In the last article, we discussed a few reasons why microlearning has become a popular way to train employees and keep them engaged in workplace learning. Microlearning certainly seems to have more pros than cons, if it is implemented and used correctly. Let’s discuss how can businesses measure the success of using a microlearning module.
Setting Up for Success
Microlearning needs to be used appropriately, meaning it should concentrate on very focused learning around small chunks of information. If the content is too broad, microlearning will not be successful (Axonify). Next, you need to identify the problem you want to solve and the training’s desired outcomes before creating a microlearning system. This allows you to narrow the content to make it short and accessible.
As with any training module, you need to be able to accurately measure whether the microlearning is working. According to eLearningIndustry.com, you can gauge success in three main ways.
Using formal surveys can help employers determine whether the employees are on the career progression path they desire, and is training an integral part of that path. Are they progressing? Are they satisfied with their rate of progression? Do they feel their employer supports their progression, and do they feel like microlearning contributes to it? These indicators must be tracked and continuously evaluated.
How is the employee engaging with the content? You can track and determine engagement levels through smaller pulse surveys, as opposed to annual surveys or other, longer surveys that are linked to performance. The best way to encourage engagement is to acknowledge and act on the feedback that you receive.

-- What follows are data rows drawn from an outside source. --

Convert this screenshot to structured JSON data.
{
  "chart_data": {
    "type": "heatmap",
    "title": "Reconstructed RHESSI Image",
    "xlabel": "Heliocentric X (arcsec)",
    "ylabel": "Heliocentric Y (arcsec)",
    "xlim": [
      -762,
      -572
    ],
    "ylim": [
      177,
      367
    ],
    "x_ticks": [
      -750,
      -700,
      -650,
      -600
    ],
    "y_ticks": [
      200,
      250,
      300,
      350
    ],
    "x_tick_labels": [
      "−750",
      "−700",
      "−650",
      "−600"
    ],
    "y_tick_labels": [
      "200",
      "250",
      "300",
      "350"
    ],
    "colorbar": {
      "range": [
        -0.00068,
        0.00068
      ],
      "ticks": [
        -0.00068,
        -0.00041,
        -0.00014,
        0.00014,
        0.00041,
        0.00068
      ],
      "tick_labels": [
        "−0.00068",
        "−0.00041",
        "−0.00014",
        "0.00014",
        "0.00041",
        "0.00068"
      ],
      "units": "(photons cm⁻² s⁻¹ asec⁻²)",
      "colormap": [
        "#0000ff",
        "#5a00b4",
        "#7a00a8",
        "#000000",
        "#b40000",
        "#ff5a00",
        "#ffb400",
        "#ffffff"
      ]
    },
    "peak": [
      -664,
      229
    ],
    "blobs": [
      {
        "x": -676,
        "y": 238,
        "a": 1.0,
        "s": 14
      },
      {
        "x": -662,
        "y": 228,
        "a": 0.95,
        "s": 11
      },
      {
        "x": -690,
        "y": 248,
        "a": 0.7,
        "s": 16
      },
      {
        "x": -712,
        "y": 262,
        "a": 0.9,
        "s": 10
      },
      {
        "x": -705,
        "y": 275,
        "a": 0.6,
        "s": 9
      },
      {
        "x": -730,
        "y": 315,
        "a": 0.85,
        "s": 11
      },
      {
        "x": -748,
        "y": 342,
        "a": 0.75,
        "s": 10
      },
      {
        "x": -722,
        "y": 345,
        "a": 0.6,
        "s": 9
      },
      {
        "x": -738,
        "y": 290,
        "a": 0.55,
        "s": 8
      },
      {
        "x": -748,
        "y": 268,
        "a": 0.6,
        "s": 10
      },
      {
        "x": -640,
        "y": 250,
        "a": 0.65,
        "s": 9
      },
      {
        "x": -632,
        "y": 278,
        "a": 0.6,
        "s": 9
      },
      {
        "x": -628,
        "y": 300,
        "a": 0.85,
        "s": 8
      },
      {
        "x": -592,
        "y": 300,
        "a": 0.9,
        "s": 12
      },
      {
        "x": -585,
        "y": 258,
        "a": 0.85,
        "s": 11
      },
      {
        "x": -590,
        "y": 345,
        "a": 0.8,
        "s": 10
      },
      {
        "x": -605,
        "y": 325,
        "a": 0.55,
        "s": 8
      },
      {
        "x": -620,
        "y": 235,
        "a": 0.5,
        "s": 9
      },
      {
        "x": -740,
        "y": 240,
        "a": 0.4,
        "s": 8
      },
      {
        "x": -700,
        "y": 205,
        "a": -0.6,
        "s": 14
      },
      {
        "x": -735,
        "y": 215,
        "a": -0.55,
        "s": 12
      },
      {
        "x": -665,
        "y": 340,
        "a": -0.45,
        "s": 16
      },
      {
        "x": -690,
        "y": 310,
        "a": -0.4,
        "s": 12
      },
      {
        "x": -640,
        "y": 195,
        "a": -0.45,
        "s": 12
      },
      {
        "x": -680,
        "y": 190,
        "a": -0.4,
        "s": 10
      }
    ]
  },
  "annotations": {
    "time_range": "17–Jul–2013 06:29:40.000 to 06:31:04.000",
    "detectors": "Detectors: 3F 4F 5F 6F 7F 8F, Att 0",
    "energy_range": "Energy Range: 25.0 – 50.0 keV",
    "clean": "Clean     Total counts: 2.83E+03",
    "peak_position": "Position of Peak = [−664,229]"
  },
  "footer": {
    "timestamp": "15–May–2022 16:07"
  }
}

Using a simple like/dislike button is another way to gauge how employees are receiving and interacting with the microlearning content. The reality is if an employee doesn’t like or appreciate the learning content, it is less likely to be a successful as a business learning tool.
Potential for Success
Microlearning success rates are incredibly promising. According to a Gallup poll, only 30% of workers feel engaged with their work, and microlearning has increased that number by 50%. Due to this kind of success, “best-in-class companies are nearly twice as likely to use microlearning as part of their training mix, and nearly twice as likely to measure employee learning gains and calculate ROI based on microlearning” (Training Industry). When microlearning is done right, success is inevitable. Small, focused topics delivered and learned in three- to seven-minute bursts over the course of several weeks or months lead to a greater retention rate and are more suitable to modern attention spans.
The numbers show when companies utilize microlearning to train and retain workers, everyone from the L&D professionals to employees is more satisfied.